My Thoughts: After three novels, it is safe to say that Nick Cutter writes terrifying stories. He knows just what will raise your heart rate and keep you awake at night. Moreover, he never eases off the tension to allow you to catch your breath. Little Heaven, like each of his other novels, involves a barrage of disturbing imagery, a cast of multi-faceted characters, a vicious villain, and plenty of gray area that makes you question the existence of good and evil.
The use of three mercenaries as well as a cult leader as his narrators and main characters is a wonderful example of his ability to blur the lines between good and evil. Micah, Minerva, and Ebenezer are by no means innocents. They kill others for money after all, without mercy and without questioning whether their target deserves to be killed. Yet when we first meet them, they are mere shells, haunted by their past deeds and adventures. Their obvious pain and suffering immediately triggers your sympathy and downplays any disgust you might feel for their occupations. Mr. Cutter then switches the story to the past to test that sympathy by allowing you to see them in their prime. Their callousness is disturbing, but there is a lightheartedness to their banter that overshadows that. They are competitors after all, while their profession does not lend itself to collaboration. This leads to some of the few moments of humor that exist within the novel.
Because our three heroes are not necessarily good people, Mr. Cutter ups the ante on his Big Bad to make sure that there is no doubt about the evilness of the story’s villain. Everything about the Big Bad, from his sentries to his Pied Piper to his residence near the Black Rock are the things of nightmares. The Black Rock oozes malevolence, while his familiars are the monsters that hide under your bed and in your closet. To compound the horror, Mr. Cutter does not shy away from gore and creates scenes guaranteed to turn your stomach.

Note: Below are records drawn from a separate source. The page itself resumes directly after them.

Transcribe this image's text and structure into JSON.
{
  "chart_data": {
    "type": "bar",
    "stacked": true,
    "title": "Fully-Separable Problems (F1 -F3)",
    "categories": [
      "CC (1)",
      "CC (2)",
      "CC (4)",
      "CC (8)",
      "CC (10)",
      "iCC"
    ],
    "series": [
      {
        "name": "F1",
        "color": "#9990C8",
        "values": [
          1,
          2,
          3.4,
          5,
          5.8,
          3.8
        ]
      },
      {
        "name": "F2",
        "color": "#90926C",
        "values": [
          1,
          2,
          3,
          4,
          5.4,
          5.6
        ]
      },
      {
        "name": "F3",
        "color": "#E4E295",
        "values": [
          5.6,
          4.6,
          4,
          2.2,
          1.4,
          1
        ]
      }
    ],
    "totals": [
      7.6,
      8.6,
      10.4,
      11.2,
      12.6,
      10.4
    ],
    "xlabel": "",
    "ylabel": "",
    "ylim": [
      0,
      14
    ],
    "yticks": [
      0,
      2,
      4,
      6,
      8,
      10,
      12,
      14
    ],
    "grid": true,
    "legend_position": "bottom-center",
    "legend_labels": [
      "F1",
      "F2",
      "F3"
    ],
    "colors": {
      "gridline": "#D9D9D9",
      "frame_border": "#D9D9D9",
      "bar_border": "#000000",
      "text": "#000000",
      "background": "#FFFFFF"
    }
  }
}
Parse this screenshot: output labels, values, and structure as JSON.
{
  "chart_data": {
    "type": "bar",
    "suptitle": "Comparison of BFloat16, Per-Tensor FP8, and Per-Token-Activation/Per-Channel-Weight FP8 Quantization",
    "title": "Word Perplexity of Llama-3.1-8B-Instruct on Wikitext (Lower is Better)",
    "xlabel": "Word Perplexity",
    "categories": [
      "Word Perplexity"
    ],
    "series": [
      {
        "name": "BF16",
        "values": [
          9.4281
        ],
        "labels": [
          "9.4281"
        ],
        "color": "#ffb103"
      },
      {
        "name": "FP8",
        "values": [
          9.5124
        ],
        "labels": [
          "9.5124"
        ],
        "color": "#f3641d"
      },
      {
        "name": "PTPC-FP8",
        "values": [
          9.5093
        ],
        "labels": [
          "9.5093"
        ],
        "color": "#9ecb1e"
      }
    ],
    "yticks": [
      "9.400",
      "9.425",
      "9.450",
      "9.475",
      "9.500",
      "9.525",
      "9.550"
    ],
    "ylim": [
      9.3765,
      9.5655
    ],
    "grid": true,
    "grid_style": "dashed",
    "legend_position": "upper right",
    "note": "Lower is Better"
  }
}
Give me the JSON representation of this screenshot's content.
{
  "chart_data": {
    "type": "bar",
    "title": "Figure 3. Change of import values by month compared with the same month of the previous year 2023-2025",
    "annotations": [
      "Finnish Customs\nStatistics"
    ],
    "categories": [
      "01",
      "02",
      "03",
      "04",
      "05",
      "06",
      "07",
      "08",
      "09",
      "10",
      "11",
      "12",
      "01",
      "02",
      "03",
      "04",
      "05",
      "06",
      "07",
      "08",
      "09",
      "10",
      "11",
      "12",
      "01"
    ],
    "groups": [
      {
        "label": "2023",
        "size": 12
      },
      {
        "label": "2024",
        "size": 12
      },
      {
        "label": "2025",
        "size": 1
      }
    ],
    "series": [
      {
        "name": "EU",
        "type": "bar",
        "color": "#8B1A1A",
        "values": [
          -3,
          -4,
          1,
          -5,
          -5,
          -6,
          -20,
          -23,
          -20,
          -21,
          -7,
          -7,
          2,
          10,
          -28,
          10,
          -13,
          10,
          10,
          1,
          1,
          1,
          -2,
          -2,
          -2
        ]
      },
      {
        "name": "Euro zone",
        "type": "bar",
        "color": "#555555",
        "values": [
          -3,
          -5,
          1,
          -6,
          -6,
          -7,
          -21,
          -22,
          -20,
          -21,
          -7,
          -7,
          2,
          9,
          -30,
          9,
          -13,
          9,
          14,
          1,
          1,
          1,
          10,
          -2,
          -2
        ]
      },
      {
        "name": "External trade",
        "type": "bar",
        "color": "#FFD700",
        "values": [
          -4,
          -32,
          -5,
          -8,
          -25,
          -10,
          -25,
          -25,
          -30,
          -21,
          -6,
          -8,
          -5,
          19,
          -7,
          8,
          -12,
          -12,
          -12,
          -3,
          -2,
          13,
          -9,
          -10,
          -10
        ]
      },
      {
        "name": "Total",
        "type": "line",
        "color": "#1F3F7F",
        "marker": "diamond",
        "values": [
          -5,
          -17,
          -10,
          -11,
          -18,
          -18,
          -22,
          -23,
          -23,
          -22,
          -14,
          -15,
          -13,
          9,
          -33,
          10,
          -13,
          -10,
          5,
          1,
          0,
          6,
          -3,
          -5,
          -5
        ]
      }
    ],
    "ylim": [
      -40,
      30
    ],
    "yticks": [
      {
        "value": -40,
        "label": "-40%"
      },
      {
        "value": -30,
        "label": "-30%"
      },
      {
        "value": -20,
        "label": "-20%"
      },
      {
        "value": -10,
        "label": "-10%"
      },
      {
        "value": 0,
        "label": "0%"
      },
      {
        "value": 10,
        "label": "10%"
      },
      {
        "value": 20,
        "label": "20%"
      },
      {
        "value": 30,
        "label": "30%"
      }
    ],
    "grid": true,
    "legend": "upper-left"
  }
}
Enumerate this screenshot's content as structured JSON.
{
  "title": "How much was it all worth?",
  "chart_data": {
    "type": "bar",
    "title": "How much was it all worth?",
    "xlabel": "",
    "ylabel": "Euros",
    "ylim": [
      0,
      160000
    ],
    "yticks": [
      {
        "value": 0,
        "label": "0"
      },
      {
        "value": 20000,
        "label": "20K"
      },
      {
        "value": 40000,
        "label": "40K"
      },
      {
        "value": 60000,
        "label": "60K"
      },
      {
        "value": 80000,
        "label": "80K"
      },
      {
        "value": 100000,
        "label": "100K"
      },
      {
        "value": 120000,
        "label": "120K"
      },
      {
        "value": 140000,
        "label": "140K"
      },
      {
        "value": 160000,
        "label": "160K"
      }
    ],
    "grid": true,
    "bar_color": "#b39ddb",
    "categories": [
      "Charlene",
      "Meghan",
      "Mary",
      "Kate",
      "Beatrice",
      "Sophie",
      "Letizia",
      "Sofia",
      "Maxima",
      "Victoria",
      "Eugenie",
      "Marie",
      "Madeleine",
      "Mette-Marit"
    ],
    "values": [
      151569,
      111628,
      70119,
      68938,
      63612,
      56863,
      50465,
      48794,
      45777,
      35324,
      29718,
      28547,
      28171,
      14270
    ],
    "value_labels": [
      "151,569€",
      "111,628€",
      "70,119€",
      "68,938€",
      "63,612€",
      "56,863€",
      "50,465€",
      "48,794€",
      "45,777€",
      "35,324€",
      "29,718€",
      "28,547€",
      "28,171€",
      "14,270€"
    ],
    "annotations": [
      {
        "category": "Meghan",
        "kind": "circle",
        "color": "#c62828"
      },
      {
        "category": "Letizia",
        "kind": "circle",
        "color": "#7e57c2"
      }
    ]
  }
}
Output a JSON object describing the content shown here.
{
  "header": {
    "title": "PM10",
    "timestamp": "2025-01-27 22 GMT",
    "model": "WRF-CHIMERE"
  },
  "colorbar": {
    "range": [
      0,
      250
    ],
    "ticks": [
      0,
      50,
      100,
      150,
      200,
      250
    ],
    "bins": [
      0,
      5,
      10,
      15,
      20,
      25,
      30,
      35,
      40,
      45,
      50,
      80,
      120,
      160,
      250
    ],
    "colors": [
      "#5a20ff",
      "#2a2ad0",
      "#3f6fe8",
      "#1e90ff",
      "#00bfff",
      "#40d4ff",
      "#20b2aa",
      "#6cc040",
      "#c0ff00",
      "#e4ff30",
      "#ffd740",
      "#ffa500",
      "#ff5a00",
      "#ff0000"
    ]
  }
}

The result is a novel that is frightening enough for even the most hardened of horror fans. Little Heaven takes you to the deepest, darkest recesses of evil and presents such scenes of terror and gore that make you question your own sanity. One can easily overlook the few weaknesses that exist within the story – its tendency to feel rushed, its lack of definitive answers – because the tension and fear are so palpable. With Little Heaven, Mr. Cutter proves that he is a worthy addition to the horror novel kings.